In der Wiese aber spielten blonde Kinder. Die hatten Kränze auf den Köpfen, und sie sangen und tanzten einen Ringelreihen wie die lieben Engelein in der Himmelswiese.” Wegener, Der Golem, 74.

[14] “Da sah das Magdlein die riesige Erscheinung vor sich stehen und erschrak gar sehr. Doch sie verbiß sich tapfer das Weinen, das sie ankam, da es so allein auf der weiten Wiese vor dem tönernen Riesen stand, und streckte den roten Apfel dem Golem entgegen, wie ihm um ihn freundlich zu stimmen. Und der Golem neigte sich ganz tief herab und sah dem Mägdlein in die blauen Kinderaugen.
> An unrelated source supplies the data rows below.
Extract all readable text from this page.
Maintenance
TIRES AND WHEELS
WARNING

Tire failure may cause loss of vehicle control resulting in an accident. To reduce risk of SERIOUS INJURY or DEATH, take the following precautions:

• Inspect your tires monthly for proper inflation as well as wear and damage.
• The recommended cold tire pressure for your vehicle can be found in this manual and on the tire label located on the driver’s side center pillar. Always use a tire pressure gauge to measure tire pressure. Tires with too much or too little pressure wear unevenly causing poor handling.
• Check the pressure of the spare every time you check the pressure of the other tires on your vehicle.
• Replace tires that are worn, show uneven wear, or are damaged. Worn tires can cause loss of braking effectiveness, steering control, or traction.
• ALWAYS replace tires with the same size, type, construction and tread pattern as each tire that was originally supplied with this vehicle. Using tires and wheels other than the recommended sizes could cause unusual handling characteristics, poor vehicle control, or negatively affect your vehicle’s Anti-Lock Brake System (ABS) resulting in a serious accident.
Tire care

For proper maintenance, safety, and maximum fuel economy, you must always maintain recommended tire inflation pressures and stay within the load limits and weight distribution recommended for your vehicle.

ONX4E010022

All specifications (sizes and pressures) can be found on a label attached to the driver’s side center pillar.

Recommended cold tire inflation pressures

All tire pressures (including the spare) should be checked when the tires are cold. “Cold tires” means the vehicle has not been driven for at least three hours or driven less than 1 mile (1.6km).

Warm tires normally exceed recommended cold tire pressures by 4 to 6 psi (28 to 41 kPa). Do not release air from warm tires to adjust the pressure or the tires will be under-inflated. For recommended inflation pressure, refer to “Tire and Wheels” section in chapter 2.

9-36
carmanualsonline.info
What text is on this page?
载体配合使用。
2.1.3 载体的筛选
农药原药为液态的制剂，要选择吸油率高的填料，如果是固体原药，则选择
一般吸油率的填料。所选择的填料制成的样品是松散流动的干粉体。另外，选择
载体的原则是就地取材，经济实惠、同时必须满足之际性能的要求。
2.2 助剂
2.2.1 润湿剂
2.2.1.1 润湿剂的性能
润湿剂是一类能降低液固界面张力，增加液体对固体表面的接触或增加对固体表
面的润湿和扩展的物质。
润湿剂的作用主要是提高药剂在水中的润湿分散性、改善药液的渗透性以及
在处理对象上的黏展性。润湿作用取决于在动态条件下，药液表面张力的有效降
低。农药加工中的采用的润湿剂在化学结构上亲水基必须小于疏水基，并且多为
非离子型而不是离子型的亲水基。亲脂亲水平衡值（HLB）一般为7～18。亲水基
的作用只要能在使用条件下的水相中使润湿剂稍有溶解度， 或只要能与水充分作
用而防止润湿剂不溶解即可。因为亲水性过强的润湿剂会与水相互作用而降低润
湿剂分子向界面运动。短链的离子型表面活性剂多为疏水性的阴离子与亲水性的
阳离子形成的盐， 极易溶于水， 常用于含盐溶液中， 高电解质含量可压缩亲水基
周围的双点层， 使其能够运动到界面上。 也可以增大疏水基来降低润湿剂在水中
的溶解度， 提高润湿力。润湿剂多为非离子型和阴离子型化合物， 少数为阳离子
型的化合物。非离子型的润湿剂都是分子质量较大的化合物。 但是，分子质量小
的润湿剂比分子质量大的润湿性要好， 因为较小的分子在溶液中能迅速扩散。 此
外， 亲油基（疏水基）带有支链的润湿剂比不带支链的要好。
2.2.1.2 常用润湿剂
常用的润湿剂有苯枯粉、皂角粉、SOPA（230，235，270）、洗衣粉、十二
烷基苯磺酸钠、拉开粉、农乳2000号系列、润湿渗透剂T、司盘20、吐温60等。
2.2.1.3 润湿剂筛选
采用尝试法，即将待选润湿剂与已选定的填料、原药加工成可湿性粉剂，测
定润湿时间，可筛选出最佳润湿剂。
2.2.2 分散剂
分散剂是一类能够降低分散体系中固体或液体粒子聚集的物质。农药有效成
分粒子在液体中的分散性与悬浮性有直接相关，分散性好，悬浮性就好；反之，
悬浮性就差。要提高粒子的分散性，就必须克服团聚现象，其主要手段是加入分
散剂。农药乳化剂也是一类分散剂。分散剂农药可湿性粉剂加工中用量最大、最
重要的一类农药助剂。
Dann faßte er es mit seinen gewaltigen Armen und hob es hoch empor an seine Brust. Unheimlich ward dem Kinde zumute, doch es bezwang sich und sah dem Koloß nah ins Gesicht und fühlte, deß er es gut mit ihm meine. Der Golem aber schaute das Kind unverwandt an, sah die feinen blonden Härchen, in denen Sonne und Wind spielten, und staunte über das zarte, fremde Gebild. Und es ging ein Zucken über sein tönernes Antliß. In diesem Augenblick soller zum ersten Male ganz still und leise gelächelt haben. Da verlor das Kindlein alle Scheu und lächlete auch ihm freundlich zu und tastete mit den Kinderhändchen an dem tönernen Haupte umher wie an einem Spielwerk. Die Sonne schien hell, und die metallene Sternkapsel, in der der Schem lag, funkelte blitzend im Licht. Da sah das Mägdlein den gleitzenden Stern, ihr Kinderhändchen griff begierig danach und löste im Spiel die Kapsel aus der Offnung.” Wegener, Der Golem, 75-6.